Russia is less than thrilled about the EU’s new top team, the Kremlin’s spokesperson said Friday — not that Brussels will care one bit.
Dmitry Peskov predicted relations between Moscow and Brussels likely wouldn’t improve anytime soon with European Commission President Ursula von der Leyen, Estonian Prime Minister Kaja Kallas and former Portuguese Prime Minister António Costa as the EU’s top brass.
“We don’t think that European diplomacy will act in any way to normalize relations,” Peskov said. “The prospects for relations between Moscow and Brussels are bad.”
He singled out Kallas, who will replace Josep Borrell as the EU’s top diplomat, saying she “is well known in our country for her absolutely irreconcilable and sometimes even rabidly Russophobic statements.”
Kallas has been one of the Kremlin’s fiercest critics, ordering the removal of Soviet monuments in her country and offering unwavering support to Ukraine as it battles Russia’s aggression, efforts which have earned her a spot on Moscow’s wanted list. An EU official went so far as to say she “likes to eat Russians for breakfast.”

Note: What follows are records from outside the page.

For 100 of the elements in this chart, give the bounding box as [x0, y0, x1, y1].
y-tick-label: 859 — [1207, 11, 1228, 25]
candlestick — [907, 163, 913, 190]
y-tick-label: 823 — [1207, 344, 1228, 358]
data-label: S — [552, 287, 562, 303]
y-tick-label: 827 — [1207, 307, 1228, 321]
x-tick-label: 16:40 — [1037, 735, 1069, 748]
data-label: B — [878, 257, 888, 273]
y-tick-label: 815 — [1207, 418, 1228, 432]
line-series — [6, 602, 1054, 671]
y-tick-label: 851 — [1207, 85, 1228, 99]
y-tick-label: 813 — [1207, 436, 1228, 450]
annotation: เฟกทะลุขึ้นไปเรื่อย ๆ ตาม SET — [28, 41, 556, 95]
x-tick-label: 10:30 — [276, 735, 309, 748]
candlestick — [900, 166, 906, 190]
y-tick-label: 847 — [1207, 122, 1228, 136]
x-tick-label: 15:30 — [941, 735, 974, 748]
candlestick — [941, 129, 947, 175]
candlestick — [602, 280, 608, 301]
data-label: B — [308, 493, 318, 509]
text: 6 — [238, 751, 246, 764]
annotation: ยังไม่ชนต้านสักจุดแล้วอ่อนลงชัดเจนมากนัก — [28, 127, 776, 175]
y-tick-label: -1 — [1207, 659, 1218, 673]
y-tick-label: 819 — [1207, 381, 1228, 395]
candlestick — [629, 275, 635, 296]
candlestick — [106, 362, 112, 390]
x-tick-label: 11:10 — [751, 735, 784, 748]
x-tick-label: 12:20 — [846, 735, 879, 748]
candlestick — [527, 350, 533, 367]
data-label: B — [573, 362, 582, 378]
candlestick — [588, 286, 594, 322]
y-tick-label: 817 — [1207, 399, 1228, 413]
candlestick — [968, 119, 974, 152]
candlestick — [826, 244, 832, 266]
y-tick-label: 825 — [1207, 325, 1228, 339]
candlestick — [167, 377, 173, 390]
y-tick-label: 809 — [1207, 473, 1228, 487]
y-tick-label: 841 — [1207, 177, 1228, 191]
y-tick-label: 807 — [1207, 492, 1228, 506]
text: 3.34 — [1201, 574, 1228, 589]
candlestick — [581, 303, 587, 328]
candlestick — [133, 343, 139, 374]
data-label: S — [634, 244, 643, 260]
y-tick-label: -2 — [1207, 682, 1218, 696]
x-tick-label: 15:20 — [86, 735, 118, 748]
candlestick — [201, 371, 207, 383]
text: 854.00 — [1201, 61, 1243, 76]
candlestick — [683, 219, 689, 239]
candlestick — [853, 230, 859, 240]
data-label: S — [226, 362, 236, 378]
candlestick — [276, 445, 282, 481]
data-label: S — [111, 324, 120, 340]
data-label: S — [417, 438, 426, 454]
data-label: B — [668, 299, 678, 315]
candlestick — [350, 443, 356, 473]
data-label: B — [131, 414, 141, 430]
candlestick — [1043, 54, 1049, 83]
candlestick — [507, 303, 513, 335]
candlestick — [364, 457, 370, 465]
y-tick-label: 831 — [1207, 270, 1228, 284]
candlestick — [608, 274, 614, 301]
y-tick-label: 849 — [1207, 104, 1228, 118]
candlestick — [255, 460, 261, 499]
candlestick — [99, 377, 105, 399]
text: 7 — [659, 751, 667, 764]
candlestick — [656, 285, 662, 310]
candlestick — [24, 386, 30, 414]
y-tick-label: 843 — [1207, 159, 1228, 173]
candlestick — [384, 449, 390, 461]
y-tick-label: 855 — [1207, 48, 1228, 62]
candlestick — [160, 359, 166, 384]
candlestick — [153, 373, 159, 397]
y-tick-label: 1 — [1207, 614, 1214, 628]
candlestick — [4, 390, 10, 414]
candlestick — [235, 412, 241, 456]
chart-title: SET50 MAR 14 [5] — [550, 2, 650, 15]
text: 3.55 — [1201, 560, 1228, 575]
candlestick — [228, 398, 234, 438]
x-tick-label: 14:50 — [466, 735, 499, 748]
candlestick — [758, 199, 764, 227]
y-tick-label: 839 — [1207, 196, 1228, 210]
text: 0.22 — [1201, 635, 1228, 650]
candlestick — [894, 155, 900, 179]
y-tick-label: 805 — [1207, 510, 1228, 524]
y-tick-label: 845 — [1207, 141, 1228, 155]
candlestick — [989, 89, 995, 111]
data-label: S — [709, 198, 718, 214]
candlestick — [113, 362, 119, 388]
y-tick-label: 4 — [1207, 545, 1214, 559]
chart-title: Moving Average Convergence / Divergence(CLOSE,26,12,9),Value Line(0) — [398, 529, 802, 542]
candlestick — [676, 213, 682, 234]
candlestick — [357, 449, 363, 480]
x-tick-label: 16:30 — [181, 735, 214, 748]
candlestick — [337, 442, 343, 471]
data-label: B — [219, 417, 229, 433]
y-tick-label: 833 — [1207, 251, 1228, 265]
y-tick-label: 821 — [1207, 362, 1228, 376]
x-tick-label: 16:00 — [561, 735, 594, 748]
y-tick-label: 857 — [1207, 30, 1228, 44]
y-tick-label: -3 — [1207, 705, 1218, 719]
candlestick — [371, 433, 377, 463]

“Nothing” would shift in Moscow’s frigid relations with the EU with a second von der Leyen term, Peskov added.
EU leaders reached an agreement in the late hours of Thursday to endorse von der Leyen as European Commission president, Kallas as foreign policy chief and Costa as president of the European Council.
Russia sparked a dramatic worsening of relations with the EU in early 2022 when Moscow launched its full-scale invasion of Ukraine, triggering waves of sanctions from Brussels.